S&P Global Platts, a leading independent provider of information, benchmark prices, and analytics for the energy and commodities markets, said Thursday the prospects are low for the United States easing crippling sanctions on Venezuela, once one of South America’s most prosperous nations.
“S&P Global Platts Analytics sees low prospects for US sanctions relief while the Biden White House prioritizes other foreign policy issues and as Maduro’s ties with Cuba further complicate the matter for Washington,” Platts said.
Platts Analytics revised down its Venezuelan crude supply forecast by 70,000 b/d for September to end-2022, with production now capped at 600,000 b/d. An eventual fall to mid-2020 levels of 300,000 b/d would be unsurprising absent sanctions relief, it said.

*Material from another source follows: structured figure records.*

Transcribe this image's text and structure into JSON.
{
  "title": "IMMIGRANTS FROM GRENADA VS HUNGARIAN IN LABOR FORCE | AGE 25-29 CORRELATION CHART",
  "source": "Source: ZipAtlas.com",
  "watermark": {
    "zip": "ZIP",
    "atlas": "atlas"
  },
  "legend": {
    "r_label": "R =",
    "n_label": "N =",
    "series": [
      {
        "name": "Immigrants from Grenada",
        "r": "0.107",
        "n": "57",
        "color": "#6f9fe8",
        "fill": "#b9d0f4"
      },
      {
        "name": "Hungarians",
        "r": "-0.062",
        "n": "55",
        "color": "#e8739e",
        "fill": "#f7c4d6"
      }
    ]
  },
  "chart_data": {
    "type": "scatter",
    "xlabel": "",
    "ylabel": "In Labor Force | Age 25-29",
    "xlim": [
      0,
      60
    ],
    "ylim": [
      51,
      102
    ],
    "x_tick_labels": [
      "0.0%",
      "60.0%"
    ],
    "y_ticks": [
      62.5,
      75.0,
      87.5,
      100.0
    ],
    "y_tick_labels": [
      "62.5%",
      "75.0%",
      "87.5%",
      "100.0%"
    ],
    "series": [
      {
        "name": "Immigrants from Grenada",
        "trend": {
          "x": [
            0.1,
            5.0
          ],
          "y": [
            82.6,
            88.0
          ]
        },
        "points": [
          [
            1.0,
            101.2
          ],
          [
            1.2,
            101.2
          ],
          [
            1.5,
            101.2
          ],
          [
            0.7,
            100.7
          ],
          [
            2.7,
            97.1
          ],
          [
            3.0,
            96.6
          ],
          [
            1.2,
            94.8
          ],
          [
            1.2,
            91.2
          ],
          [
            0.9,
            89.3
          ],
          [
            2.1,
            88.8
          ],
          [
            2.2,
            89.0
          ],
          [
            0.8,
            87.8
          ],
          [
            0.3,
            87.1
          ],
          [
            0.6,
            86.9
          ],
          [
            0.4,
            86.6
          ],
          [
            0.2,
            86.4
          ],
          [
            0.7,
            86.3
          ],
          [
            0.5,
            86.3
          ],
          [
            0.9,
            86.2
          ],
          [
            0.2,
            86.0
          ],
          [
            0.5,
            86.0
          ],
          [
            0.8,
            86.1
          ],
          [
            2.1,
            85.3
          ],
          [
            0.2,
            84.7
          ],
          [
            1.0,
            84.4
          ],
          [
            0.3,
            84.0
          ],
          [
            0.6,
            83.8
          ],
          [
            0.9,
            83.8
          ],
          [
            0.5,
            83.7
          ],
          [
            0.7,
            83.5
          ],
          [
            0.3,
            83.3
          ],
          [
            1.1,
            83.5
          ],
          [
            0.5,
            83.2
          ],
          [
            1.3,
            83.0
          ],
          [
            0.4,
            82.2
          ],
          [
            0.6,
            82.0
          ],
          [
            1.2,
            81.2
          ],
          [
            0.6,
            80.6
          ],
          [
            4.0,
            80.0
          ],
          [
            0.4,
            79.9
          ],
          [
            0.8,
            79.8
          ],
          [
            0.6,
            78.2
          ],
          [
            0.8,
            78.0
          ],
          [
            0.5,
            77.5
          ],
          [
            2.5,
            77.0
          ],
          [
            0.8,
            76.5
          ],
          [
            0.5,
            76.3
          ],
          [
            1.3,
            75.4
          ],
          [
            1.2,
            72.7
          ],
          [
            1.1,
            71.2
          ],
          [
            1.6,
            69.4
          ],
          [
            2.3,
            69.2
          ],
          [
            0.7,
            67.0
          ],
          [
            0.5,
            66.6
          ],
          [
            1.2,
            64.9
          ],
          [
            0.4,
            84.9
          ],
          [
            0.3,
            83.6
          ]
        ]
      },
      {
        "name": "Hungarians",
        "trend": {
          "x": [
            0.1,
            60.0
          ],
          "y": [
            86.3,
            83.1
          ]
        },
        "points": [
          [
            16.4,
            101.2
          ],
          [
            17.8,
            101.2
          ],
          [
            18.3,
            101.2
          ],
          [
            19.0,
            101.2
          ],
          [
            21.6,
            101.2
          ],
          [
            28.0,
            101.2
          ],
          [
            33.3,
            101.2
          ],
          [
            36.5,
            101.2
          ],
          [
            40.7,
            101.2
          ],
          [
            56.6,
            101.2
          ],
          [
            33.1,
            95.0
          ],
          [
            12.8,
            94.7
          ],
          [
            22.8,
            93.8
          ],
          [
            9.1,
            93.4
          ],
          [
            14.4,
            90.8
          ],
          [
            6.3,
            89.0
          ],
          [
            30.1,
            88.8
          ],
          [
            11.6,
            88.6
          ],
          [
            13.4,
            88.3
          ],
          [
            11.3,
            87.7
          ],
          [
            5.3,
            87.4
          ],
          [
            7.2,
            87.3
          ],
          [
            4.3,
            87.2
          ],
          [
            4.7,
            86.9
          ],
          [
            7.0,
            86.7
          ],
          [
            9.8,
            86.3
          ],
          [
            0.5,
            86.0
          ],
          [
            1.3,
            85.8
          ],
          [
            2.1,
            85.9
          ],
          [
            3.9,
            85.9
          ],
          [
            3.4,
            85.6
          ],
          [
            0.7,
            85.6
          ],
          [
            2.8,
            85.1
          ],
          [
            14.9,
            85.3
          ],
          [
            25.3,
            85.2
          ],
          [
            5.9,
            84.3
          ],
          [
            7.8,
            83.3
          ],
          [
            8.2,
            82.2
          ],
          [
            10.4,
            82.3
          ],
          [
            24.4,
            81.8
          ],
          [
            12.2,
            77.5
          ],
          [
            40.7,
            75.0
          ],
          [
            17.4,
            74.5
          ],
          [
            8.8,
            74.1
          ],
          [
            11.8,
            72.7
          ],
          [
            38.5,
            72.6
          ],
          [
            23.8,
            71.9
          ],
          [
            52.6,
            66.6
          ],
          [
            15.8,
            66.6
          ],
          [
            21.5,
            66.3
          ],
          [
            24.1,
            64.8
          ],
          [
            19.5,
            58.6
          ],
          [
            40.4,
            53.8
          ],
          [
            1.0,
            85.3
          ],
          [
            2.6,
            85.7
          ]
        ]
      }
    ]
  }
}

The S&P Global Platts OPEC survey put June production at 550,000 b/d, up 10,000 b/d month on month.
Venezuela pumped 2.4 million b/d in 2015, before sanctions, mismanagement and widespread power outages decimated its oil sector.
Platts said the U.S. Treasury Department took modest action July 12 to ease the U.S. sanctions, allowing U.S. LPG producers to export supplies to Venezuela, where propane shortages have forced people to cook on wood stoves.
According to Platts, talks between Venezuelan President Nicolas Maduro’s government and his political opposition have been tentatively set for August 13 in Mexico, but analysts are skeptical they can break the country’s stalemate and create conditions for eventual U.S. sanctions relief.
With Venezuela struggling to ramp up its output, Guyana is now well on its way to securing a spot among South America’s biggest producers with a projection of hitting around 1 million barrels of oil per day by 2025. The new oil producing country is on course to become second only to Brazil for output on the continent.